I have been thinking about how to sublate the lower petty-bourgeoisie into the movement of the proletariat. I think it would be cool for a bunch of workers in a worker's state to make a worker cooperative as a startup, make it big and then sell the cooperative off to the worker's state. As long as the land and the banks are owned by the state anyway, the worker cooperative would be financed and largely owned by the people indirectly anyhow.

But in terms of pre-revolution, worker cooperatives may help educate the workers who are part of it, and cooperatives can help ease the transition of class suicide for petty-bourgeois and labor aristocracy class traitors.
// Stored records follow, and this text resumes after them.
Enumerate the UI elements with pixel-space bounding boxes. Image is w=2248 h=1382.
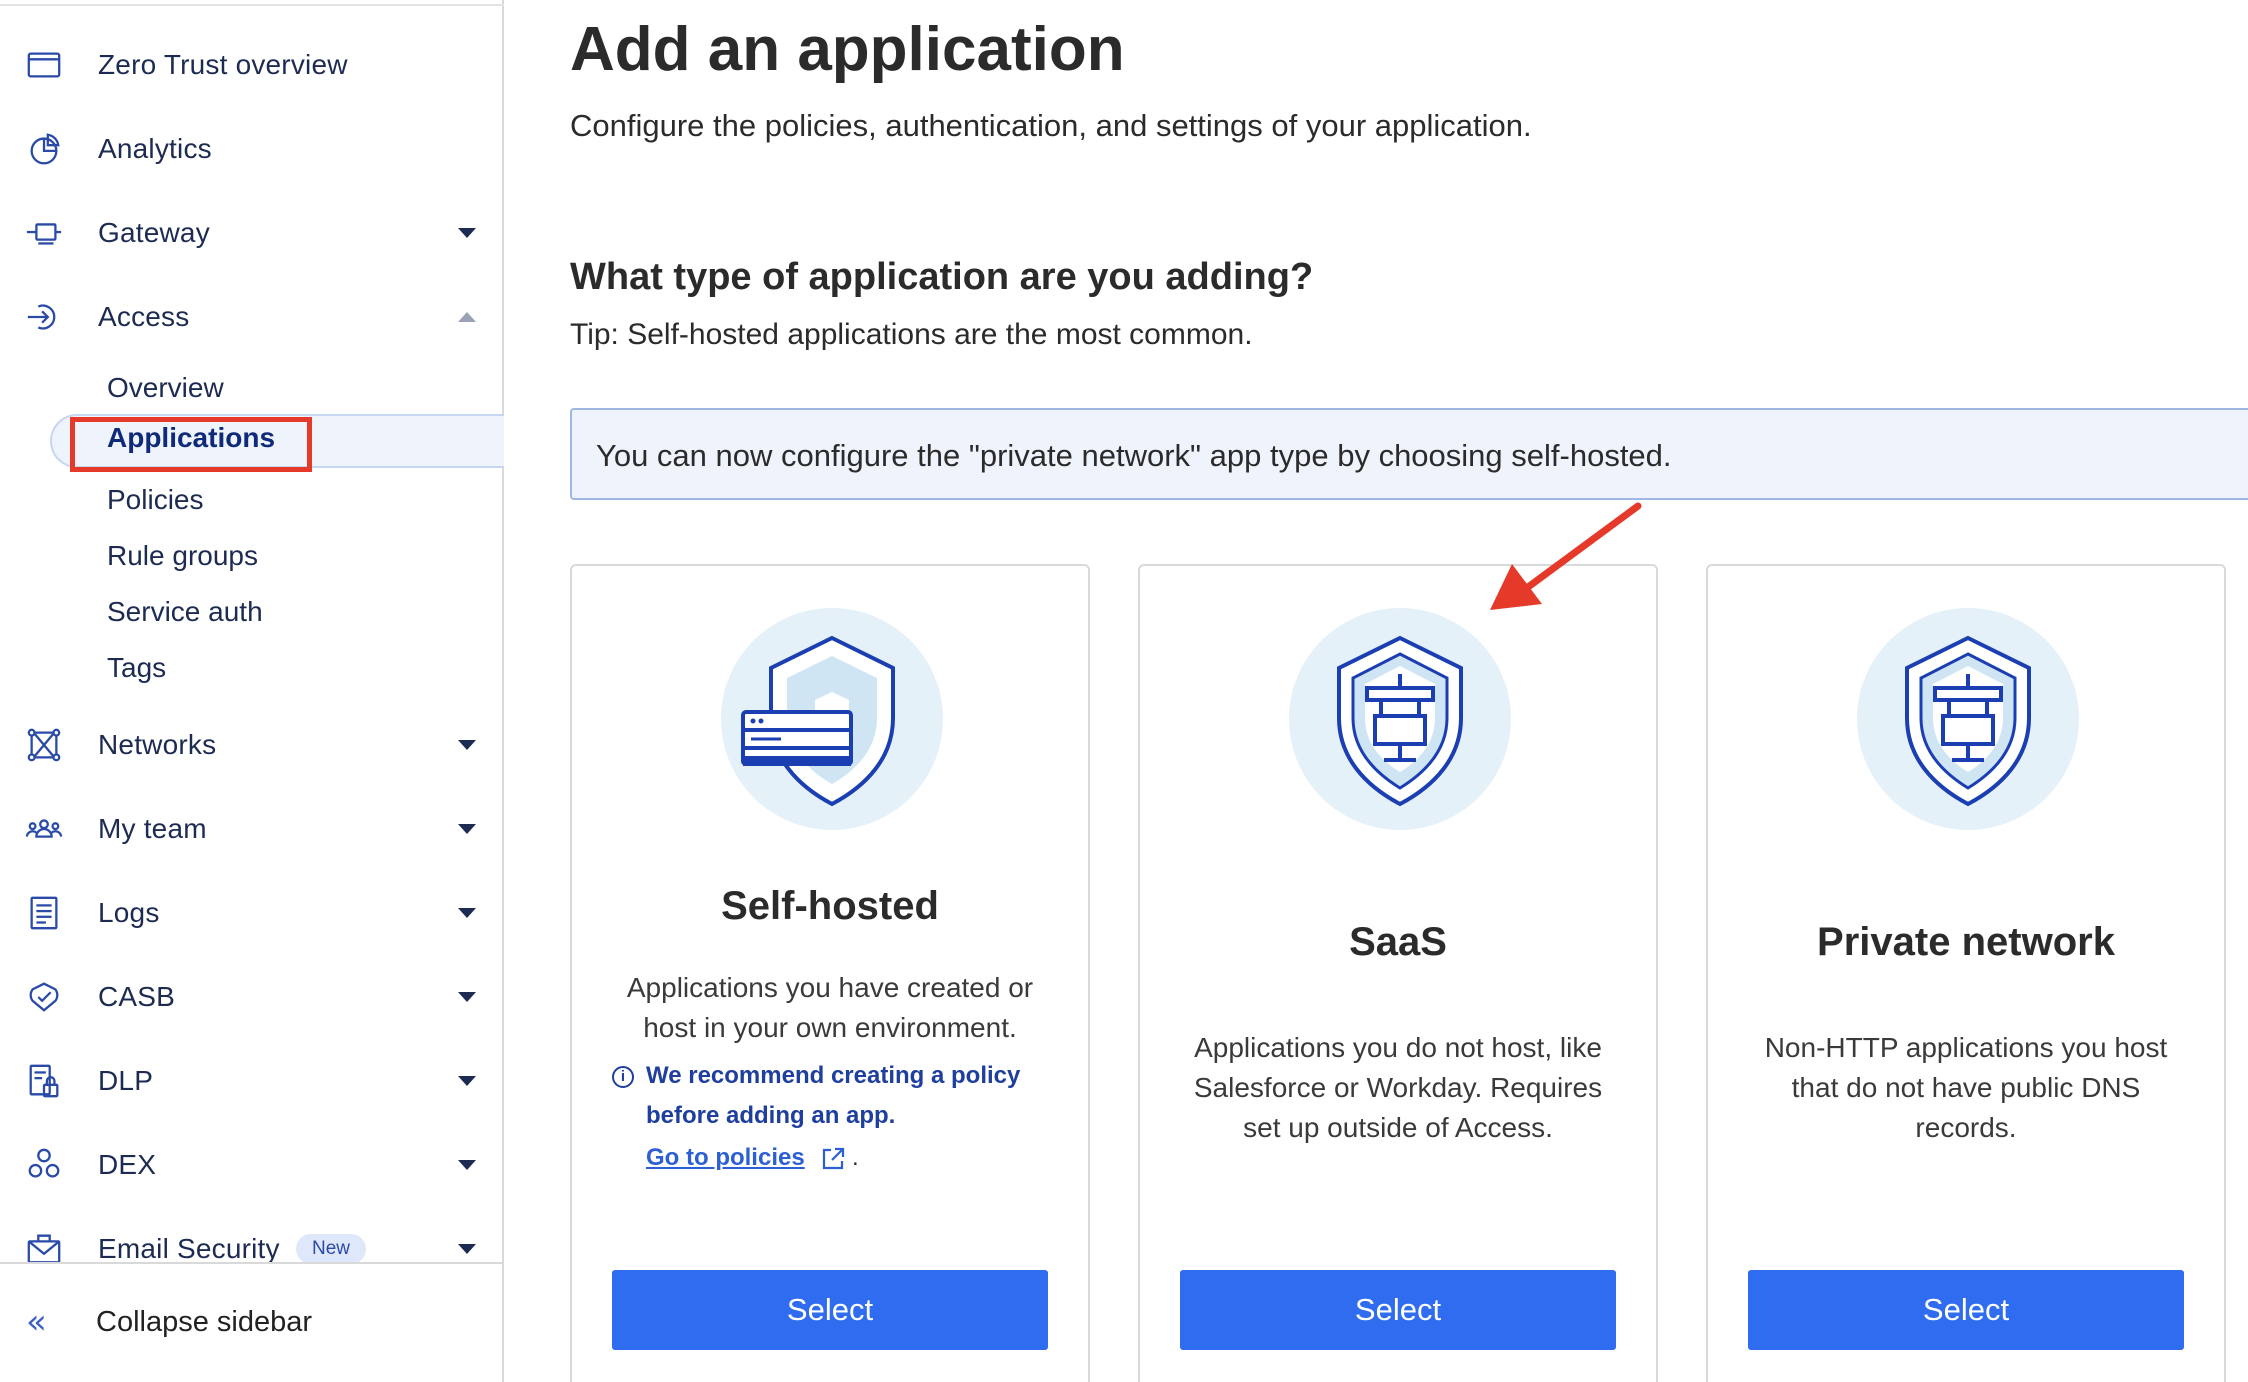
chevron-down-icon[interactable] <box>458 824 476 834</box>
sidebar-item-label: DLP <box>98 1065 154 1096</box>
sidebar-item-analytics[interactable]: Analytics <box>0 114 502 184</box>
section-heading: What type of application are you adding? <box>570 256 1314 298</box>
sidebar-subitem-rule-groups[interactable]: Rule groups <box>107 540 258 572</box>
info-banner: You can now configure the "private netwo… <box>570 408 2248 500</box>
sidebar-item-dex[interactable]: DEX <box>0 1130 502 1200</box>
select-private-network-button[interactable]: Select <box>1748 1270 2184 1350</box>
chevron-up-icon[interactable] <box>458 312 476 322</box>
card-title: Private network <box>1817 920 2115 964</box>
main-content: Add an application Configure the policie… <box>504 0 2248 1382</box>
sidebar-subitem-policies[interactable]: Policies <box>107 484 203 516</box>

There's a bit of a trouble for educating the workers compared to unions due to the class situation and nature of ownership. But I think it would be less harmful for a small business owner to create a cooperative than to go out of business during an economic bust and with unexpected declassing become a reactionary blaming their debt on minorities.

I think the trouble is where to focus the limited time and effort of the communists. It's not that cooperatives are bad necessarily, it's just that it's more helpful and important to focus elsewhere.

I do think some communists get weird about strata other than the proles proper such as the reserve pool of labor, lower petty bourgeoisie and the labor aristocracy. The foundation of the communist movement should be the proletariat but these other strata are not inherent enemies. There's not a fundamental antagonism of exploiter and exploited here.